As the nation pushes into another debt ceiling debate, an AP-GfK poll released last week found that 39 percent of Americans think any debt ceiling increase should come with a serious plan to reduce spending. Another 21 percent believe that the ceiling should not be raised at all.
The poll also found that only 30 percent of Americans agreed with President Obama’s demand to raise the ceiling without addressing spending at the same time. The other 70 percent must be onto something: Washington is spending too much and racking up debt at an unsustainable rate.
More Americans are starting to realize the truth illustrated by this week’s chart: that each person’s share of the debt is $36,267, or slightly more than the cost of a brand new 2013 Ford Mustang GT.

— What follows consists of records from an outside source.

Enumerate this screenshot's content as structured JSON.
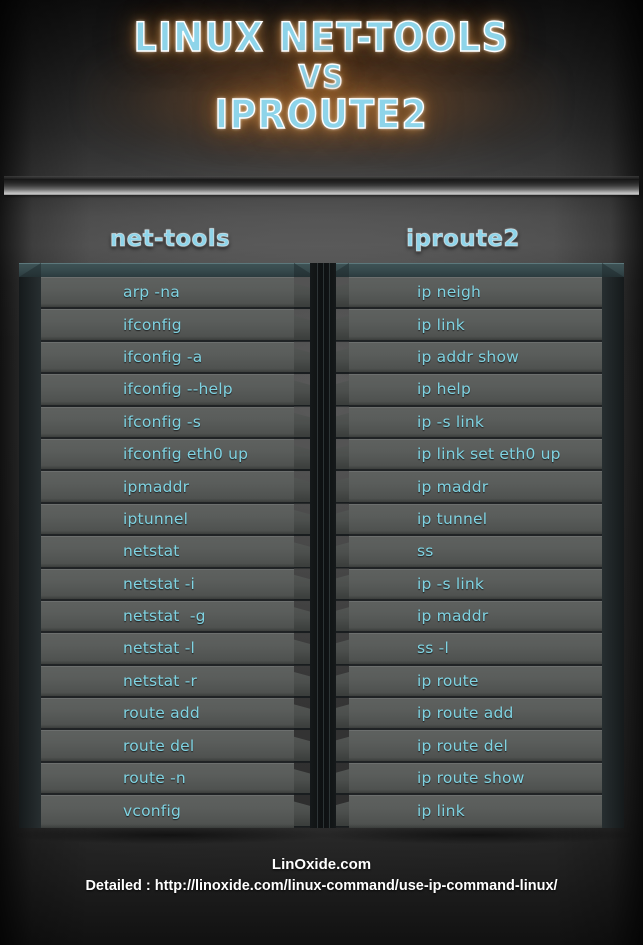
{
  "title": {
    "line1": "LINUX NET-TOOLS",
    "line2": "VS",
    "line3": "IPROUTE2"
  },
  "columns": {
    "left_header": "net-tools",
    "right_header": "iproute2"
  },
  "colors": {
    "accent_blue": "#8ed4e9",
    "row_text_blue": "#7fd3e2",
    "row_bg": "#5a5d5b",
    "cap_teal": "#36494c",
    "glow_orange": "#b4762d"
  },
  "rows": [
    {
      "net_tools": "arp -na",
      "iproute2": "ip neigh"
    },
    {
      "net_tools": "ifconfig",
      "iproute2": "ip link"
    },
    {
      "net_tools": "ifconfig -a",
      "iproute2": "ip addr show"
    },
    {
      "net_tools": "ifconfig --help",
      "iproute2": "ip help"
    },
    {
      "net_tools": "ifconfig -s",
      "iproute2": "ip -s link"
    },
    {
      "net_tools": "ifconfig eth0 up",
      "iproute2": "ip link set eth0 up"
    },
    {
      "net_tools": "ipmaddr",
      "iproute2": "ip maddr"
    },
    {
      "net_tools": "iptunnel",
      "iproute2": "ip tunnel"
    },
    {
      "net_tools": "netstat",
      "iproute2": "ss"
    },
    {
      "net_tools": "netstat -i",
      "iproute2": "ip -s link"
    },
    {
      "net_tools": "netstat  -g",
      "iproute2": "ip maddr"
    },
    {
      "net_tools": "netstat -l",
      "iproute2": "ss -l"
    },
    {
      "net_tools": "netstat -r",
      "iproute2": "ip route"
    },
    {
      "net_tools": "route add",
      "iproute2": "ip route add"
    },
    {
      "net_tools": "route del",
      "iproute2": "ip route del"
    },
    {
      "net_tools": "route -n",
      "iproute2": "ip route show"
    },
    {
      "net_tools": "vconfig",
      "iproute2": "ip link"
    }
  ],
  "footer": {
    "brand": "LinOxide.com",
    "url_line": "Detailed : http://linoxide.com/linux-command/use-ip-command-linux/"
  }
}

Put another way, each person’s debt burden is more than the average cost of a private four-year college degree, according to U.S. News and World Report.

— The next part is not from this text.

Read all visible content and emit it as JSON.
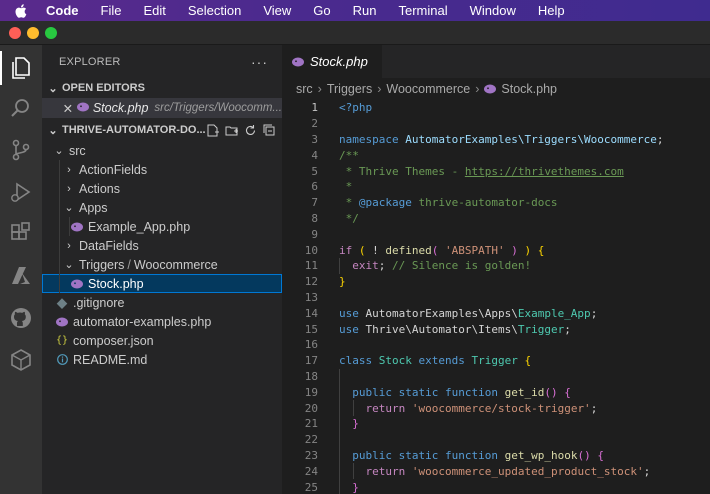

Without a plan to address spending, the projected growth in debt will surge exponentially, leaving every individual in the United States responsible for $135,547 each by 2036. That’s about the cost of a newly minted 2014 Maserati Quattroporte with a Ferrari-built V8 engine.
That reality spells a bleak future for today’s children and grandchildren, who will be stuck footing the bill of Congress’ present inaction and the President’s lack of leadership in cutting spending.
As The Heritage Foundation’s Alison Fraser writes, “The debt limit is a necessary instrument that forces Congress and the President to examine fiscal policy and determine whether it is affordable and sustainable.”
Clearly our current path is unsustainable. That is why conservatives must utilize this debt ceiling debate to propose a credible plan that puts the country on a path toward a balanced budget.